Despite these encouraging trends, the report also finds that:  

  • The pandemic has had a disproportionate impact on people’s mental health in the Region. Even though the biggest decline in mental well-being occurred among men aged 18–24 years, the lowest mental well-being was registered among women aged 18–24 years and 35–44 years.  
  • Suicide continues to be an important contributor to premature mortality. Despite a declining trend, the WHO European Region still has one of the highest standardized suicide mortality rates globally. In 2019, even before the pandemic, 119,000 people in the Region died because of suicide. 
  • The Region is one of two WHO Regions where the number of HIV infections is increasing. New HIV infections increased by 6% for every 1,000 people between 2015 and 2019.   
  • Financial protection continues to be a challenge in the Region. Catastrophic health spending—a household’s inability to pay for health care because of high costs— ranges from 1% to 19% of all households across countries.  
  • COVID-19 has strained health systems beyond measure, leading to major disruptions in health services. In 2020, during the first months of the pandemic, 40% of essential health services were at least partially disrupted in the Region. This pattern persisted in 2021, with about 29% of health services still at least partially disrupted during the first three months of 2021.  
  • On non-communicable diseases, despite recent progress in the Region tackling risk factors such as alcohol and tobacco use, 26% of the adult population still smoke tobacco (compared to the global average of 23.6%) and adults drink on average 9.5 litres of pure alcohol per year (compared to the global average of 5.8 litres).  
  • Almost 1 in 3 children in the Region are overweight or obese. 

Future possibilities 

In a first, the latest European Health Report includes projections based on health forecasts carried out by the Institute for Health Metrics and Evaluation (IHME) at the University of Washington School of Medicine in Seattle, United States.  

The projections present three possible scenarios until 2030 for 12 SDG health indicators: 

  • The ‘reference’ scenario is what the IHME expects to happen based on trends in the past. 
  • The ‘better’ scenario is what the IHME expects to happen if all countries significantly accelerate progress.  
  • The ‘worse’ scenario is what the IHME expects to happen in all countries if progress slows. 

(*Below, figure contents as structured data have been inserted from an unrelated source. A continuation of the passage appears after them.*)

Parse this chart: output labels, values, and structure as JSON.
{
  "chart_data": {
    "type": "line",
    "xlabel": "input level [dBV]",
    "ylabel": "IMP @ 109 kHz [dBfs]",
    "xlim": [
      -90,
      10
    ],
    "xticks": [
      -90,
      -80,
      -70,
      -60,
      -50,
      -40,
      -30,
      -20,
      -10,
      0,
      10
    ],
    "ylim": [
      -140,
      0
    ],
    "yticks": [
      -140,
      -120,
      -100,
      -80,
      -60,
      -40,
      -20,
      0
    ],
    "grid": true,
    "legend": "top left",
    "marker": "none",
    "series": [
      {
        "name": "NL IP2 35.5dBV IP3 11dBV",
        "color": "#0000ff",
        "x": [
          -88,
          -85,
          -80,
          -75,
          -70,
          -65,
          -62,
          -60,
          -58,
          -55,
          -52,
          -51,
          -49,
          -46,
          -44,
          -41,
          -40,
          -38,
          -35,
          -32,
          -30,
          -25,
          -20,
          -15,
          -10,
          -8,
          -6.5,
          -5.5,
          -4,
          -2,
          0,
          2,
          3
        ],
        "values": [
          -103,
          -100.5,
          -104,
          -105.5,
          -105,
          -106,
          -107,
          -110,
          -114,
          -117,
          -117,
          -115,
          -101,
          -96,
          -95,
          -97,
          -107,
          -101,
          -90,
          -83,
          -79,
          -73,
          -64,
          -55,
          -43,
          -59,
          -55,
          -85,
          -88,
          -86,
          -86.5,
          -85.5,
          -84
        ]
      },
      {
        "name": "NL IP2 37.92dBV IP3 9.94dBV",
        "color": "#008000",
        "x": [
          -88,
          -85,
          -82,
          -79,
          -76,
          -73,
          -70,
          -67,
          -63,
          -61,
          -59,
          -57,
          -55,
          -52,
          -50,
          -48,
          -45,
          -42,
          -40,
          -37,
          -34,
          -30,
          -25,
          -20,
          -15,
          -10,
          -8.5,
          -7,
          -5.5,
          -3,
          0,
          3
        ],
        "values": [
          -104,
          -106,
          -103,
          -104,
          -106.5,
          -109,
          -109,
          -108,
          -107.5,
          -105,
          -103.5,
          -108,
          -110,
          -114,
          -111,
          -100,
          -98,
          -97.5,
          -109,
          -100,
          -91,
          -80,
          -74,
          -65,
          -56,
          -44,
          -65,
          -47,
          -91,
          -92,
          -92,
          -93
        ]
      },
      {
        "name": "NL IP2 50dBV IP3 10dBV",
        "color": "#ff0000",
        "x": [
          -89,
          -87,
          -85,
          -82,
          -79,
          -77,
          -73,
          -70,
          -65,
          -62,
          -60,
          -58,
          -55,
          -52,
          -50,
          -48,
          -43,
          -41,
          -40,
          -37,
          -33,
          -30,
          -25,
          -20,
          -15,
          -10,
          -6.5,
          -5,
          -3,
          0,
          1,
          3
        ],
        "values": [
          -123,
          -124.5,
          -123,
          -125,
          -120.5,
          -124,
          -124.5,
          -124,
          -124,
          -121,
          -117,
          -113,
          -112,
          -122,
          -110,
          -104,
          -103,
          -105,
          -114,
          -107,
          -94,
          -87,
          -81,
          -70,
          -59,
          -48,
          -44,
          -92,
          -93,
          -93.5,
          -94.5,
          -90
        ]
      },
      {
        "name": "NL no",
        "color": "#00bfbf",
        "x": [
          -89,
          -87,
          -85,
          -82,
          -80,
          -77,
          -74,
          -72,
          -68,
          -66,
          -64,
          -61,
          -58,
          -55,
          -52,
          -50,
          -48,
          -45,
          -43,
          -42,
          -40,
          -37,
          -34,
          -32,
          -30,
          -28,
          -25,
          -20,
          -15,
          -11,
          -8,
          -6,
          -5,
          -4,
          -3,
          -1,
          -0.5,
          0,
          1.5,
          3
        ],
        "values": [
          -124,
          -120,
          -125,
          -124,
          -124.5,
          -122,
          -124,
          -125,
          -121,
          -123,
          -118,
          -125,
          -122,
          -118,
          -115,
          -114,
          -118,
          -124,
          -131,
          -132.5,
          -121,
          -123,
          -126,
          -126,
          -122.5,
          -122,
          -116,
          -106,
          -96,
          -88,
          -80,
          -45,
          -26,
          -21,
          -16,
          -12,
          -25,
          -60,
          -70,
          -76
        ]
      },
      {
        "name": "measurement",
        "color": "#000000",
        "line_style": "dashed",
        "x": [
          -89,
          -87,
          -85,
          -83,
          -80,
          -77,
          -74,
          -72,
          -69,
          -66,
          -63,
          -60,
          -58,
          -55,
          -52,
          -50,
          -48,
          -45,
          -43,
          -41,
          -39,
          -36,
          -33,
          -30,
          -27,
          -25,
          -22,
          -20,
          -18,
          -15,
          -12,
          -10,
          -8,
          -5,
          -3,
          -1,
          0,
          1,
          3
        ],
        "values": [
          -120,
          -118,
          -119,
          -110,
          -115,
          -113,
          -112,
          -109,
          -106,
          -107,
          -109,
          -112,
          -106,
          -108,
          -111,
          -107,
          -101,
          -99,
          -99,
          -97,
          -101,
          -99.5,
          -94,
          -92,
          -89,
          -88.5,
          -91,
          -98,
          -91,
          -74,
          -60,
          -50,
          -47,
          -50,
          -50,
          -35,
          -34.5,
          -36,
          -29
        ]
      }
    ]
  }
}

Read the »Supplement to the European Health Report 2021: Projections for a selection of indicators for health-related Sustainable Development Goals

Taking HIV incidence in the Region as an example, the IHME projections show that in the reference scenario, based on current actions, the rate of infection will remain at the same high levels as in 2010; decrease towards, but not completely reach, the SDG targets in the better scenario; and significantly rise in the worst-case scenario.  

On another SDG health indicator, intimate partner violence against women, a scourge that escalated amid pandemic lockdowns, the IHME projections reveal that in the better scenario prevalence could decrease by 5% in 2030 compared with 2015 but could increase by 3% under the worse scenario.  

"There are many success stories in this flagship report, like child and maternal mortality continuing to decline, or progress towards reducing deaths from cancer and cardiovascular disease,” explained Dr Christopher Murray, IHME Director. “But gains made on various indicators remain fragile. Our projections clearly underscore the urgency for countries to intensify their efforts to achieve positive health outcomes on multiple fronts.” 

“Fortunately, the Region has a roadmap to follow – our forward-looking five-year plan unanimously approved by Member States in 2020,” continued Dr Kluge. “The European Programme of Work recalibrates health priorities under key themes and pillars, envisaging united action for health by governments, civil society and other key partners. Even as we acknowledge the Region’s significant advances let us heed the warnings embedded across the European Health Report, as we look to a post-COVID future.”